I recently had a client who, for the last 15-years, was a legacy style "Big O" outsource shop. A few years ago, they merged with another company with higher operating requirements, which exposed critical flaws in the relationship with the service provider (notice the wording there - not necessarily flaws with the service provider, but in the way the relationship was structured). They tried to restructure the agreement in 2010 and made progress, but apparently not enough.
Late last year, the client tendered to the market a fairly large bundle of device management functions (no hardware, no maintenance). In the 4-years since the rates had been refreshed with the service provider, the market had reduced almost 80%. Not a typo - almost 80%. I have another client who struck a deal in 2009 and for the managed services components, it appears the market has shifted a similar percentage.
What's going on? Well, the recession for one. Similarly to what happened in the dot-com bust of 2001, when the going got rough, the pink slips flowed (telecom alone lost 300,000 jobs in the dot-com bust). As the economy improved, jobs return and life is good again.
Except this time it's different. Instead of hiring back employees, companies are investing in productivity enhancements - tools and processes designed to displace labor. I recently spoke with Erik Brynjolfsson, the author of "Second Machine Age", He noted that Apple Computers recently opened a plant in Austin TX not because labor is cheap, but because labor is irrelevant.
But here's the real challenge - the silent killer of giants. The older legacy providers have embedded business at the old rates. And the new kids on the block are aggressively poaching their business - they smell blood in the water. Think about it: suppose IBM or HP struck a 10-year deal in 2007. At the very least, the underlying labor-related rates are 80% out of market. At no time in my memory have incumbents been more vulnerable.

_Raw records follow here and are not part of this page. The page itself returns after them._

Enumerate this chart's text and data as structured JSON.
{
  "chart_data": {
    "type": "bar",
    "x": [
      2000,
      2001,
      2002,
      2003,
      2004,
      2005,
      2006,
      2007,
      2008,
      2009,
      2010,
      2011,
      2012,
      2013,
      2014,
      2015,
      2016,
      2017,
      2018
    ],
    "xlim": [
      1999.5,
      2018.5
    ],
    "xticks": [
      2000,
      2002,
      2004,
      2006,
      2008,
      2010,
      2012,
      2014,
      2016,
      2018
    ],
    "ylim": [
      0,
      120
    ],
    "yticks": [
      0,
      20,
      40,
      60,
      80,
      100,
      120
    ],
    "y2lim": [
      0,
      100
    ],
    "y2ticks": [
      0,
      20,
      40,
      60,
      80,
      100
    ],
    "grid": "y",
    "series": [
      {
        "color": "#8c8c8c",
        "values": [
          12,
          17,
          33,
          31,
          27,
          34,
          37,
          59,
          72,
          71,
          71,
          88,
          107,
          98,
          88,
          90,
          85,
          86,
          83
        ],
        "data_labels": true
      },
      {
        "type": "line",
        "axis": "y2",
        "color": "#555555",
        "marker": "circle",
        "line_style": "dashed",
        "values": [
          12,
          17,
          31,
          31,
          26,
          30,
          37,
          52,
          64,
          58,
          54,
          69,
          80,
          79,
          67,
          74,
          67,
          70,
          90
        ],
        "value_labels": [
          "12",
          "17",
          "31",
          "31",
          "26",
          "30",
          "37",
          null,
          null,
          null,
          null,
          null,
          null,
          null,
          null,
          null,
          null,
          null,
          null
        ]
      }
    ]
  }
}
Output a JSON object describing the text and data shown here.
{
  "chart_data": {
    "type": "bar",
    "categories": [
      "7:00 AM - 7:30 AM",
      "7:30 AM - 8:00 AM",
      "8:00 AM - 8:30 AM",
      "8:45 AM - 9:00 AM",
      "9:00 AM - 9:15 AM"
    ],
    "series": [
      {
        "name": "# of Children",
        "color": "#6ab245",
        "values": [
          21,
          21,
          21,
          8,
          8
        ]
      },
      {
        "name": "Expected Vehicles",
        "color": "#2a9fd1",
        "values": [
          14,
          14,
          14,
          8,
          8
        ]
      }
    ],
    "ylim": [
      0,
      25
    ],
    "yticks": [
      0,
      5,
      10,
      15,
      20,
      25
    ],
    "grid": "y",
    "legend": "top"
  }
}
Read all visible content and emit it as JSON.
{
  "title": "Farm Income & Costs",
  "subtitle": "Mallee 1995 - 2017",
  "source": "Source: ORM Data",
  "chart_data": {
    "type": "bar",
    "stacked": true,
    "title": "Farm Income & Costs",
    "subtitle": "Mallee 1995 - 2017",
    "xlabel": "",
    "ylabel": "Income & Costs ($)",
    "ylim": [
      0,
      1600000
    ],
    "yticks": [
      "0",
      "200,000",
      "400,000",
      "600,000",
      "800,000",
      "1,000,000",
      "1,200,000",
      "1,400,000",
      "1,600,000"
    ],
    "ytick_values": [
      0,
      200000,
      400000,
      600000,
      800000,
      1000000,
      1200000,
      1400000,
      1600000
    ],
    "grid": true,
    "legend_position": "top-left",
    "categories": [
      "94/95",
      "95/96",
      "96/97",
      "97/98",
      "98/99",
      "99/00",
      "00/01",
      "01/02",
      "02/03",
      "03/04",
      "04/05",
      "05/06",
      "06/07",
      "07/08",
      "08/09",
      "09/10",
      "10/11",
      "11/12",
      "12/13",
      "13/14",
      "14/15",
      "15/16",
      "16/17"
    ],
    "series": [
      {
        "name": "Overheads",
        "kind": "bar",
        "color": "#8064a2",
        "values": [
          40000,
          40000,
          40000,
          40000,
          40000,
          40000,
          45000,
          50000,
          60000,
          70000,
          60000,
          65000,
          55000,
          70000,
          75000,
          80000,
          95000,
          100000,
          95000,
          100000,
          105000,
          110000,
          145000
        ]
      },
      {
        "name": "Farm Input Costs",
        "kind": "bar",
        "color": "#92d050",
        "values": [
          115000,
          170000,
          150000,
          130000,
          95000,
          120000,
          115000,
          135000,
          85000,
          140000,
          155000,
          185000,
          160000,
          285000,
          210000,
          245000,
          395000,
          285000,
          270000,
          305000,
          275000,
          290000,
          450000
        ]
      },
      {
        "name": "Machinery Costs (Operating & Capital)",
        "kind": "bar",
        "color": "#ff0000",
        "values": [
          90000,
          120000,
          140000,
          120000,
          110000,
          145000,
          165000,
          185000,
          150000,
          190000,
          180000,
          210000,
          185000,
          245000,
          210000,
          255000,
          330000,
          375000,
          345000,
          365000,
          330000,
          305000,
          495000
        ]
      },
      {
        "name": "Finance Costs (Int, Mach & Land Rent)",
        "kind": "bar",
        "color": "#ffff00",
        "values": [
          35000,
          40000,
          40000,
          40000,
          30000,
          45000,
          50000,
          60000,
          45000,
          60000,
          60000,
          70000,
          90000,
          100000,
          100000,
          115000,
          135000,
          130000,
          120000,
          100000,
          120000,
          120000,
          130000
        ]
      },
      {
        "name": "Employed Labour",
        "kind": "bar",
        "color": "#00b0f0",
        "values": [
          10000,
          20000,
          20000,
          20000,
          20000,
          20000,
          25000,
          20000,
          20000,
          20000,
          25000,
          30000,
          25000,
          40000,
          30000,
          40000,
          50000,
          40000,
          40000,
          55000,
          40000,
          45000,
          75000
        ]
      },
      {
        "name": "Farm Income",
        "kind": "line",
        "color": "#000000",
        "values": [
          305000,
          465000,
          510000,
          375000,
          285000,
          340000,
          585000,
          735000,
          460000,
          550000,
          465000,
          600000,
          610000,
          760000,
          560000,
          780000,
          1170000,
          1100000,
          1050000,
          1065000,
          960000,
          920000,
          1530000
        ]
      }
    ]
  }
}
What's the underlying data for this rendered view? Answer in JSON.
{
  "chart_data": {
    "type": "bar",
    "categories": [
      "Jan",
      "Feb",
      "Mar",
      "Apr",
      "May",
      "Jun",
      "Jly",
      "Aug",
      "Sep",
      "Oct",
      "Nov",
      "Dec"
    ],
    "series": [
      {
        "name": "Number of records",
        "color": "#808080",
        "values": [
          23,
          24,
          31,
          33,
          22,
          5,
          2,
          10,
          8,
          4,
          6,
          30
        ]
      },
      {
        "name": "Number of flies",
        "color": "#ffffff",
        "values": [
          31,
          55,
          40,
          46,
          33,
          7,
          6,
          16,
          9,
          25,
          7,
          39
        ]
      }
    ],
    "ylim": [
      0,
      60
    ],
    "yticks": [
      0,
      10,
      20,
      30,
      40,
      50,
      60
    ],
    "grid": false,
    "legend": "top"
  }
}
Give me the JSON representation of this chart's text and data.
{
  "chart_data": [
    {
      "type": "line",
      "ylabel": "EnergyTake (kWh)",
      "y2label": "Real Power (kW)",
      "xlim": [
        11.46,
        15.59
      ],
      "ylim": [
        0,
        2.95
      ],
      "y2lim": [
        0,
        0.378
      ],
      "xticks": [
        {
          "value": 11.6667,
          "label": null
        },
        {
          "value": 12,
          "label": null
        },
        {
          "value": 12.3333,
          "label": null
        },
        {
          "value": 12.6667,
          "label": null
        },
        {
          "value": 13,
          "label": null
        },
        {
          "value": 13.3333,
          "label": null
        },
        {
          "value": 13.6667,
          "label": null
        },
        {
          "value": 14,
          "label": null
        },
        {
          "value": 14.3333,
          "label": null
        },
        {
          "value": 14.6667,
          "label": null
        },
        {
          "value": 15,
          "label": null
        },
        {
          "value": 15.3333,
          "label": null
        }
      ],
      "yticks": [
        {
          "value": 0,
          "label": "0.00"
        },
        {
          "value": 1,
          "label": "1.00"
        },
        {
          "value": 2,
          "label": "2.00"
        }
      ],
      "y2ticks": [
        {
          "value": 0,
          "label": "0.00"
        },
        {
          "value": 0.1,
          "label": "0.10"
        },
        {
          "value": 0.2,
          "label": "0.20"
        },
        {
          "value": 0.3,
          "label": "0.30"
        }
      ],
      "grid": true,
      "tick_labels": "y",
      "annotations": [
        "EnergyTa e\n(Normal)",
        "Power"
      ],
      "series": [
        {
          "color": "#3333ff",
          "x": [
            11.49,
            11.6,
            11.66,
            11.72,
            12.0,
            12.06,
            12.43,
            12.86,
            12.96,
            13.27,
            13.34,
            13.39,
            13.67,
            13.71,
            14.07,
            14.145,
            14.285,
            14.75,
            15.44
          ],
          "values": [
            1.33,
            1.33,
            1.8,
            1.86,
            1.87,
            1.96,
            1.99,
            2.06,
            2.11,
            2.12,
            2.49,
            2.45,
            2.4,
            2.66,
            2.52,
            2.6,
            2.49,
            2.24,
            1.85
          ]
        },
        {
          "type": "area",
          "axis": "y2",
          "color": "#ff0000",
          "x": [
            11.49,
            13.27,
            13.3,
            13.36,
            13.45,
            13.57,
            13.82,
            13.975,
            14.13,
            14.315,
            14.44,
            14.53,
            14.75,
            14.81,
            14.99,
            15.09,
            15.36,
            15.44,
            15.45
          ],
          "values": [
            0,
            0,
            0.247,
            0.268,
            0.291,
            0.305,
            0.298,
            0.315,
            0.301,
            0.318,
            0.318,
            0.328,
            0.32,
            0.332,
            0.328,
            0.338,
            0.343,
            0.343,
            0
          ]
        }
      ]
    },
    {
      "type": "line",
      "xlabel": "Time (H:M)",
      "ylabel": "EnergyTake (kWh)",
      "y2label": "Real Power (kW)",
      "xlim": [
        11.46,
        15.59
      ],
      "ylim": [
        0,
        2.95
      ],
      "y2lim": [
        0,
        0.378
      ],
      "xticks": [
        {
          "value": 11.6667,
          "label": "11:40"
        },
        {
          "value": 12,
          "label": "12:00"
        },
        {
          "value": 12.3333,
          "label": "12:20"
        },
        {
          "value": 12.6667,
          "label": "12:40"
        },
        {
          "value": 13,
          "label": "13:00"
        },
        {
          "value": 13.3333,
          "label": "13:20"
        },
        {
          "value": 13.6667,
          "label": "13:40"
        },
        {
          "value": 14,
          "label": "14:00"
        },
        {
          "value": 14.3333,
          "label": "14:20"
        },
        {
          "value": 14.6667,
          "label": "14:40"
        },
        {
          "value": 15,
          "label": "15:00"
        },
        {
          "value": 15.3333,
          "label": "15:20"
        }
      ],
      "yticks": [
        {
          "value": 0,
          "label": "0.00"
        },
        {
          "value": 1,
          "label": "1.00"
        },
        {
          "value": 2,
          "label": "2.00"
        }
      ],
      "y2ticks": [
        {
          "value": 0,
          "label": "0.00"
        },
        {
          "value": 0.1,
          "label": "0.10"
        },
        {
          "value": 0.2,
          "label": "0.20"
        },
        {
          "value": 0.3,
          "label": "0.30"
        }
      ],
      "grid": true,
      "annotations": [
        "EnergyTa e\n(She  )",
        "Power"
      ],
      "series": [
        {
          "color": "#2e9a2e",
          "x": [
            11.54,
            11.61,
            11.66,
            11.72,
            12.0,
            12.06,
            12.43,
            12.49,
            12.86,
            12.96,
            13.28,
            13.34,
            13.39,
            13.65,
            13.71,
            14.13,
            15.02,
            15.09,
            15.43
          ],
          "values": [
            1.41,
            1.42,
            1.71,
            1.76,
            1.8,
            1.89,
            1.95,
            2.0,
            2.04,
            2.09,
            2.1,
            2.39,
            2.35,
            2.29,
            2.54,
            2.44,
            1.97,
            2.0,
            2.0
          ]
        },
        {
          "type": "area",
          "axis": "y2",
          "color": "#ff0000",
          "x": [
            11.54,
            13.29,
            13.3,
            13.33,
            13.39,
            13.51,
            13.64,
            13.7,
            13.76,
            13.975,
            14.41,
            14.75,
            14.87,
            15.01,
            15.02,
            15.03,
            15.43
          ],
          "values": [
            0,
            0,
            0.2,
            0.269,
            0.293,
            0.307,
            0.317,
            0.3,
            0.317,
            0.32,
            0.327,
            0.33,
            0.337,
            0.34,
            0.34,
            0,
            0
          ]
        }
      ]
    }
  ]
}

The bottom? If telecommunications rates are any guide, they will bottom out in about 5-years. A managed router that was $225/month in 2009 is well under $100/month today (under $50/month for very large customers). There is likely another 50% cost take-out in the next 3-4 years. Which is why it's important to (a) go to market to understand the costs; and (b) remain flexible to avoid being locked into a rate that rapidly becomes stale.